Molly Scott Cato MEP, Green Party finance speaker, has slammed the UK government for defending the City and refusing to back a Financial Transaction Tax (FTT). Described as ‘a tiny tax for big change’, the FTT is a small levy on financial transactions such as shares, bonds and derivatives. The tax, also known as a Robin Hood Tax, has the support of more than a million people who want to see money raised from such a tax go towards funding public services, addressing poverty and fighting climate change.

EU leaders from ten countries yesterday announced what Greens described as a weak agreement which left many questions unanswered on the scale of the tax, who will pay it and how many exemptions there will be. The UK is one of the member states that has strongly opposed the tax. Molly Scott Cato said:

“By bowing to lobbying by the financial sector, George Osborne has again shown his true colours. He would rather defend the huge profits of his chums in the City than support a tax that could raise millions to help tackle climate change and address poverty. With the COP21 talks struggling over the issue of climate finance and how to fund the pledges countries have made on reducing their emissions, the Tories opposition to the FTT shows they lack any sense of commitment towards climate justice.”

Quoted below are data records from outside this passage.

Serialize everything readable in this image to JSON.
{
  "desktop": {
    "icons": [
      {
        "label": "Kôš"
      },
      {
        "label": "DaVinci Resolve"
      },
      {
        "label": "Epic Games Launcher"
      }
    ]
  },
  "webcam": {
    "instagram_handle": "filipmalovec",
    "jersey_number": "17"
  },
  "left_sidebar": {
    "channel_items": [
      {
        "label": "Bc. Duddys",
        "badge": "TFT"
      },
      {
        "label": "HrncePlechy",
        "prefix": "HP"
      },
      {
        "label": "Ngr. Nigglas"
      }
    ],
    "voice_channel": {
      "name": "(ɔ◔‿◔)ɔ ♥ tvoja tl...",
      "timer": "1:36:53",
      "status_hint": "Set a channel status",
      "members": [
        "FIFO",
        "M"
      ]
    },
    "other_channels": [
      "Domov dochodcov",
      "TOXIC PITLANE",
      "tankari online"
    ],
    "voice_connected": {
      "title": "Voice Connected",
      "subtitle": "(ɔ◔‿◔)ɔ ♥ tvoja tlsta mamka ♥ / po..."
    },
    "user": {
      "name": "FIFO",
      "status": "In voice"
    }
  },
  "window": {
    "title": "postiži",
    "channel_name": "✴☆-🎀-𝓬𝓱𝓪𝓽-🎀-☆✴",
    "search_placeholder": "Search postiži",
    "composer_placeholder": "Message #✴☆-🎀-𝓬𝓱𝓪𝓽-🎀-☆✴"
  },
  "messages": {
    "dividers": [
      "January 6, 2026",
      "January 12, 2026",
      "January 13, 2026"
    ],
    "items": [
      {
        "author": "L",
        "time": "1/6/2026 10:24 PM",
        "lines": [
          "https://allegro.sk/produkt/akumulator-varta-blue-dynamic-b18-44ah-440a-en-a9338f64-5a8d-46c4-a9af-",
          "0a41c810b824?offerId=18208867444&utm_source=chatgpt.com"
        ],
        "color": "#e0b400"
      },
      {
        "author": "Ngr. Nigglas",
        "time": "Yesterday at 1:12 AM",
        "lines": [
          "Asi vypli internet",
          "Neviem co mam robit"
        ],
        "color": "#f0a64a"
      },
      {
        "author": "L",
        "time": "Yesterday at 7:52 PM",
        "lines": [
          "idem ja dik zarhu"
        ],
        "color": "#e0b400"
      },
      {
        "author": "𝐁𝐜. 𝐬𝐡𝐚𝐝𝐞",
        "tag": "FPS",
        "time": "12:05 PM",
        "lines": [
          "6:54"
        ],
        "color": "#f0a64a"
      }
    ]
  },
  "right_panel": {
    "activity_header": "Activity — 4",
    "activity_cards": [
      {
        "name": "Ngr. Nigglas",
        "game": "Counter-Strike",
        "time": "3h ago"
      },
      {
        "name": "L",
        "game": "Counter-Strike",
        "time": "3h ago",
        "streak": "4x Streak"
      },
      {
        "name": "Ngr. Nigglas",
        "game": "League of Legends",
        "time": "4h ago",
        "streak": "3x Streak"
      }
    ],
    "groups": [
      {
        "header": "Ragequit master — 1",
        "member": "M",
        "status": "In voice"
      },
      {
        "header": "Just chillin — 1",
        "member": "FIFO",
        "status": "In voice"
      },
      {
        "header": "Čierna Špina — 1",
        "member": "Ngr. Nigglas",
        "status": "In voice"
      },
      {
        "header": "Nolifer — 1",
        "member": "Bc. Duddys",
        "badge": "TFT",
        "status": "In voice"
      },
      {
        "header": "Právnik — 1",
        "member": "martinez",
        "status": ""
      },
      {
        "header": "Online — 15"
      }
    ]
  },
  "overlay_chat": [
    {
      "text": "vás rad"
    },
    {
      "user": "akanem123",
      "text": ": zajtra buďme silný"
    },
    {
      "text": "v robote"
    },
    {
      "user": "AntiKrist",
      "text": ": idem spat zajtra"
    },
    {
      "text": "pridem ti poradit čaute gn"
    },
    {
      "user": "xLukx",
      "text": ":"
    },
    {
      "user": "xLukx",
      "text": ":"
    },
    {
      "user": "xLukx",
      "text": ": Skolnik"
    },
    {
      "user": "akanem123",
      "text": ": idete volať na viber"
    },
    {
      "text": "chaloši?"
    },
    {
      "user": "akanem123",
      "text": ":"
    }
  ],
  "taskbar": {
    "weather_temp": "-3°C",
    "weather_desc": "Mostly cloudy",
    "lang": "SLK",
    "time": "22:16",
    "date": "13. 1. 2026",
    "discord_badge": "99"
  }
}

The Greens have long championing a strong FTT as part of a tax justice campaign and as a way of regulating the financial sector. Dr Scott Cato added:

“The agreement reached today is marred by various exemptions granted to different types of financial products and pension funds. To be properly effective, a FTT must include comprehensive coverage of all financial products. By exempting some of the most speculative products we will fail to ensure the FTT properly curbs risky speculation, which has wreaked havoc on the economy in Europe and beyond.”